465 Millionen Euro wollen die Länder als Abgeltung für den vom Bund abgeschafften Pflegeregress, also die Heranziehung des Vermögens von Pflegebedürftigen. Da gebe es nichts zu verhandeln, richtete der oberösterreichische Landeschef Thomas Stelzer (ÖVP) seinem Parteifreund, Finanzminister Hartwig Löger, via „Kurier“-Interview aus.

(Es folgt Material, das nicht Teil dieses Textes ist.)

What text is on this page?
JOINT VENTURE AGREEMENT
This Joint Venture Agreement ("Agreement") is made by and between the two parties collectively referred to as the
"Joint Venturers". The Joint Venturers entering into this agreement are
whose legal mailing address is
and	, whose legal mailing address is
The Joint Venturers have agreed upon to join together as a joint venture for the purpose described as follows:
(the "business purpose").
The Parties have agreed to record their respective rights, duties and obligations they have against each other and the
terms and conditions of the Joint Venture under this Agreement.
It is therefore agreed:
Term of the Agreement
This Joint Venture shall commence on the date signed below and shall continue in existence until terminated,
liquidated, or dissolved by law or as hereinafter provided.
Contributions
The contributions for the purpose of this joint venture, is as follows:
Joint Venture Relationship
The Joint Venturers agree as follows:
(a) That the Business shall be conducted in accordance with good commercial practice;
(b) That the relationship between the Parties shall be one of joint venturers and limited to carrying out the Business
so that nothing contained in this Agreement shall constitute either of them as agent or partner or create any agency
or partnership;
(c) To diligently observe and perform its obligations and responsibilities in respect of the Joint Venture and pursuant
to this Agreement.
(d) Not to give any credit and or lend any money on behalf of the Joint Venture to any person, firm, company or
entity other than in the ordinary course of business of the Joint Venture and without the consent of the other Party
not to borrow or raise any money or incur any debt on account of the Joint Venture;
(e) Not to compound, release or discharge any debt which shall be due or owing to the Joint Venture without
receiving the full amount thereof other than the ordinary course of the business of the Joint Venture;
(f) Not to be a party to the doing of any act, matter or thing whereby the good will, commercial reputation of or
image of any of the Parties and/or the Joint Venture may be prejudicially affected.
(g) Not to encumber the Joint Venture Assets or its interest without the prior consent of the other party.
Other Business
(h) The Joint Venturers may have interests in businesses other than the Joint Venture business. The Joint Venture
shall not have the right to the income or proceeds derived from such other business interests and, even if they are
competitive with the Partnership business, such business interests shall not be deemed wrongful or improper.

Für den Bund ist das ein harter Brocken: Wäre doch damit bereits der für kommendes Jahr geplante Budgetüberschuss obsolet. Die Länder befinden sich in dem Fall allerdings in einer rechtlich starken Position: Im „Konsultationsmechanismus“ zwischen Bund und Ländern ist vorgesehen, dass eine Gebietskörperschaft, wenn sie eine Regelung mit finanziellen Auswirkungen für eine andere Gebietskörperschaft beschließt, diese tragen muss. Das ist auch einklagbar. Und für die Länder eine Voraussetzung, dass sie über die Verwaltungsreform verhandeln.

Mindestsicherung

Bis Ende Juni wollten die Länder eine einheitliche Position zur Mindestsicherung vorlegen, die Regierung will das nicht abwarten und schon vorher einen eigenen Entwurf ausschicken. Dabei kommt Türkis-Blau zugute, dass die Länder in dieser Frage unterschiedliche Positionen beziehen: Die SPÖ-regierten Länder Wien und Kärnten sind weitgehend gegen eine Kürzung bei Asylberechtigten, die ÖVP-Länder Oberösterreich und Niederösterreich haben ein derartiges Modell schon eingeführt, wobei das niederösterreichische vom VfGH gekippt wurde. Salzburg, Tirol und Vorarlberg, wo die ÖVP mit den Grünen regiert, wollen aber ebenso wie die Steiermark (ÖVP–SPÖ-Koalition) nicht kürzen. Jedenfalls wehren sich alle Länder gegen die geplante Überführung der Notstandshilfe in die Mindestsicherung: Denn da müssten wieder die Länder mitzahlen.

Sozialversicherung

Bei den Gebietskrankenkassen haben sich die Länder schon weitgehend durchgesetzt: Diese werden zwar in der Österreichischen Gesundheitskasse aufgehen, deren Landesstellen erhalten aber weitgehende Autonomie. Ein Streitthema ist noch die AUVA: Wird diese aufgelöst oder muss sie tatsächlich 500 Mio. Euro einsparen, so müssten die Länder einen Teil der Kosten tragen. Denn derzeit werden die Landeskrankenhäuser über die AUVA mitfinanziert.

Verwaltungsreform

Justizminister Josef Moser will die im Artikel zwölf der Bundesverfassung festgelegten Doppelgleisigkeiten bei den Zuständigkeiten von Bund und Ländern beseitigen: Bei jeder Aufgabe soll künftig jeweils nur eine Gebietskörperschaft zuständig sein. Bei einigen Themen haben sich Bund und Länder im Vorfeld schon geeinigt, nicht aber bei den wirklich wichtigen Bereichen: Offen ist noch das „Armenwesen“ – also auch die künftige Zuständigkeit für die Mindestsicherung –, die Krankenanstalten und das Elektrizitätswesen. Eine Klärung wird es auch bei diesem Treffen nicht geben. Bund und Länder haben vereinbart, dafür eine Arbeitsgruppe einzurichten.